Geek Chic made $2 million in 2011, but was $100,000 in the red. 2012 saw growth but similar losses.
“Any kind of rapidly expanding business can be expanding and losing money,” Gifford said. “Amazon lost money for almost a decade before it turned profit, and now it’s a monster.”
A hit with customers, Geek Chic’s line was put to another test in the fall of 2012. Could it survive the “Shark Tank”?
The ABC series, which features a panel of investors who offer entrepreneurs money for equity in their company, reached out to Geek Chic.
Donning a red-and-white striped bow tie, Gifford told the panel of investors, referred to as “sharks” on the show, that geeks are shaping the world and his company is shaping it with them.

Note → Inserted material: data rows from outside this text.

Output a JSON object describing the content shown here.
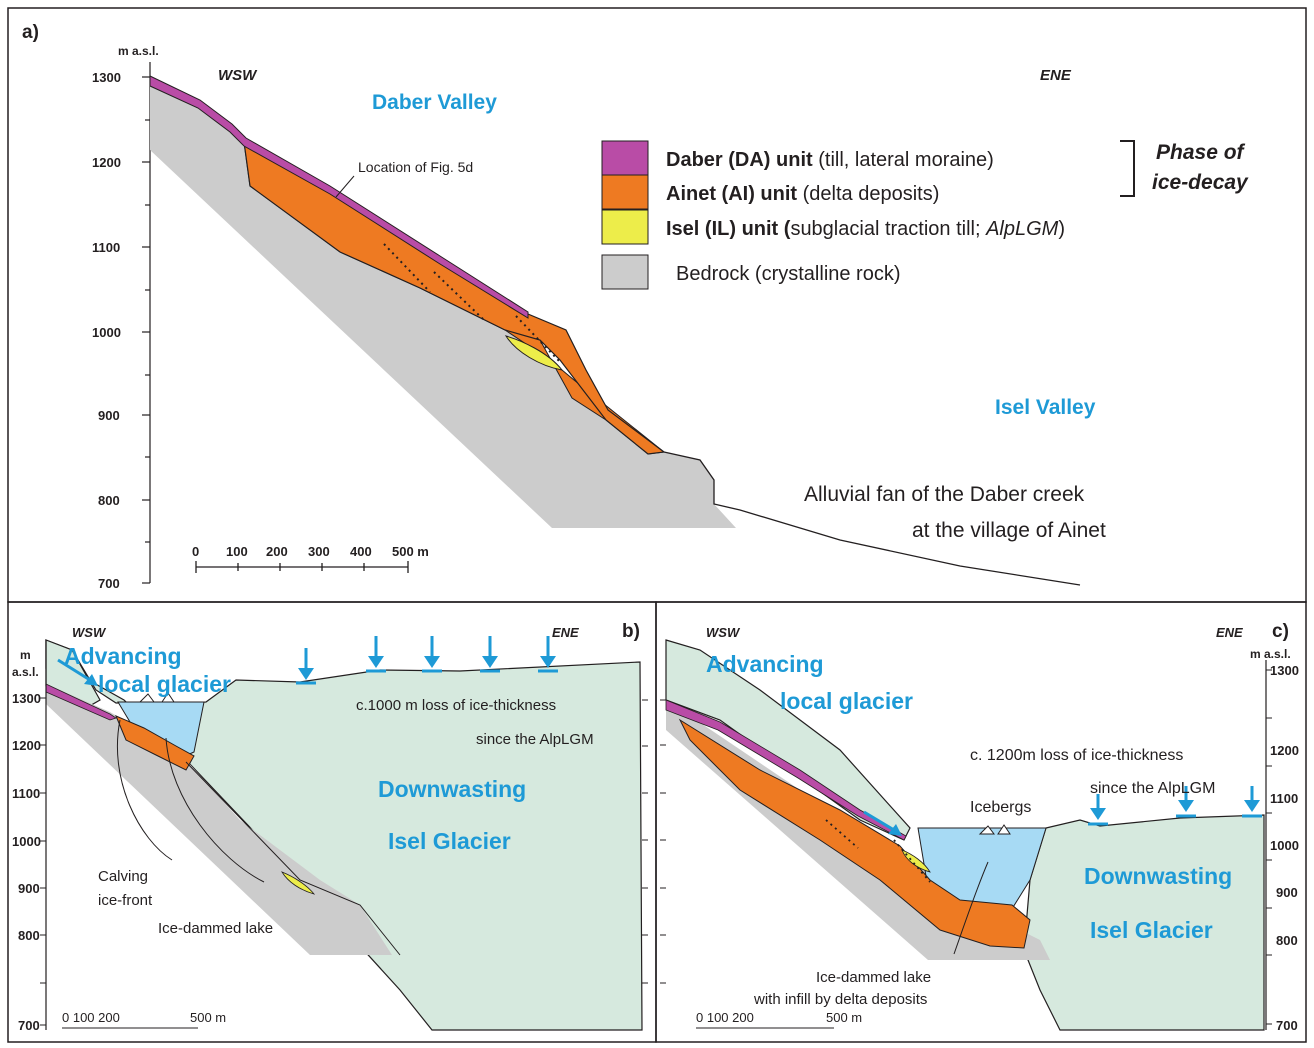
{
  "panel_a": {
    "label": "a)",
    "y_unit": "m a.s.l.",
    "y_ticks": [
      "1300",
      "1200",
      "1100",
      "1000",
      "900",
      "800",
      "700"
    ],
    "dir_left": "WSW",
    "dir_right": "ENE",
    "valley_top": "Daber Valley",
    "valley_bottom": "Isel Valley",
    "fig_location": "Location of Fig. 5d",
    "legend": {
      "daber_name": "Daber (DA) unit",
      "daber_desc": " (till, lateral moraine)",
      "ainet_name": "Ainet (AI) unit",
      "ainet_desc": " (delta deposits)",
      "isel_name": "Isel (IL) unit (",
      "isel_desc": "subglacial traction till; ",
      "isel_ital": "AlpLGM",
      "isel_close": ")",
      "bedrock": "Bedrock (crystalline rock)",
      "phase_line1": "Phase of",
      "phase_line2": "ice-decay"
    },
    "fan_line1": "Alluvial fan of the Daber creek",
    "fan_line2": "at the village of Ainet",
    "scale_ticks": [
      "0",
      "100",
      "200",
      "300",
      "400",
      "500 m"
    ]
  },
  "panel_b": {
    "label": "b)",
    "y_unit_1": "m",
    "y_unit_2": "a.s.l.",
    "y_ticks": [
      "1300",
      "1200",
      "1100",
      "1000",
      "900",
      "800",
      "700"
    ],
    "dir_left": "WSW",
    "dir_right": "ENE",
    "glacier_1": "Advancing",
    "glacier_2": "local glacier",
    "loss_1": "c.1000 m loss of ice-thickness",
    "loss_2": "since the AlpLGM",
    "down_1": "Downwasting",
    "down_2": "Isel Glacier",
    "calving_1": "Calving",
    "calving_2": "ice-front",
    "lake": "Ice-dammed lake",
    "scale": "0 100 200",
    "scale_end": "500 m"
  },
  "panel_c": {
    "label": "c)",
    "y_unit": "m a.s.l.",
    "y_ticks": [
      "1300",
      "1200",
      "1100",
      "1000",
      "900",
      "800",
      "700"
    ],
    "dir_left": "WSW",
    "dir_right": "ENE",
    "glacier_1": "Advancing",
    "glacier_2": "local glacier",
    "loss_1": "c. 1200m loss of ice-thickness",
    "loss_2": "since the AlpLGM",
    "icebergs": "Icebergs",
    "down_1": "Downwasting",
    "down_2": "Isel Glacier",
    "lake_1": "Ice-dammed lake",
    "lake_2": "with infill by delta deposits",
    "scale": "0 100 200",
    "scale_end": "500 m"
  },
  "colors": {
    "daber": "#b94ca6",
    "ainet": "#ee7a22",
    "isel": "#eded4a",
    "bedrock": "#cccccc",
    "ice": "#d6e9de",
    "lake": "#a7daf4",
    "label_blue": "#1e9ad6"
  }
}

He predicted Geek Chic would be worth more than $10 million one day, but for the time being he was looking for $100,000 in exchange for a 5 percent stake.
One by one the sharks decided to pass, arguing that the tables aren’t sold at high enough prices or that there are already other things out there like it.
“I look at that and say, ‘That’s a table,’” Dallas Mavericks owner Mark Cuban said. “You know, I don’t see anything more there.”
An offer was eventually made by technology mogul Robert Herjavec, who wanted 25 percent of the company for $300,000. Gifford accepted.
On-air deals aren’t final, though. Due diligence allows both parties to say no, and Gifford ultimately chose to go with a better offer from an investor who was already involved with Geek Chic.
While 2013’s numbers have been strong and demand is still high, Gifford says the company might be looking at another minus year. What he cares about most, though, is that revenue is growing by 50 percent.
“It’s hard to not lose money based on that growth,” he said. “The way that the growth line works, eventually you’ll get saturation and you’ll dip back down. Unless it’s a fad item that goes away forever.”
Gifford is dedicated to making sure Geek Chic is here to stay, with or without him at the helm.
“I think the company is my baby, but I work hard to make sure that I am not the brand — that Geek Chic itself is the brand that operates independently of me,” Gifford said. “If I was hit by a bus over the weekend, I want this place to move forward. I like building things. I don’t like to build things that don’t last. And this company has to last outside of me.”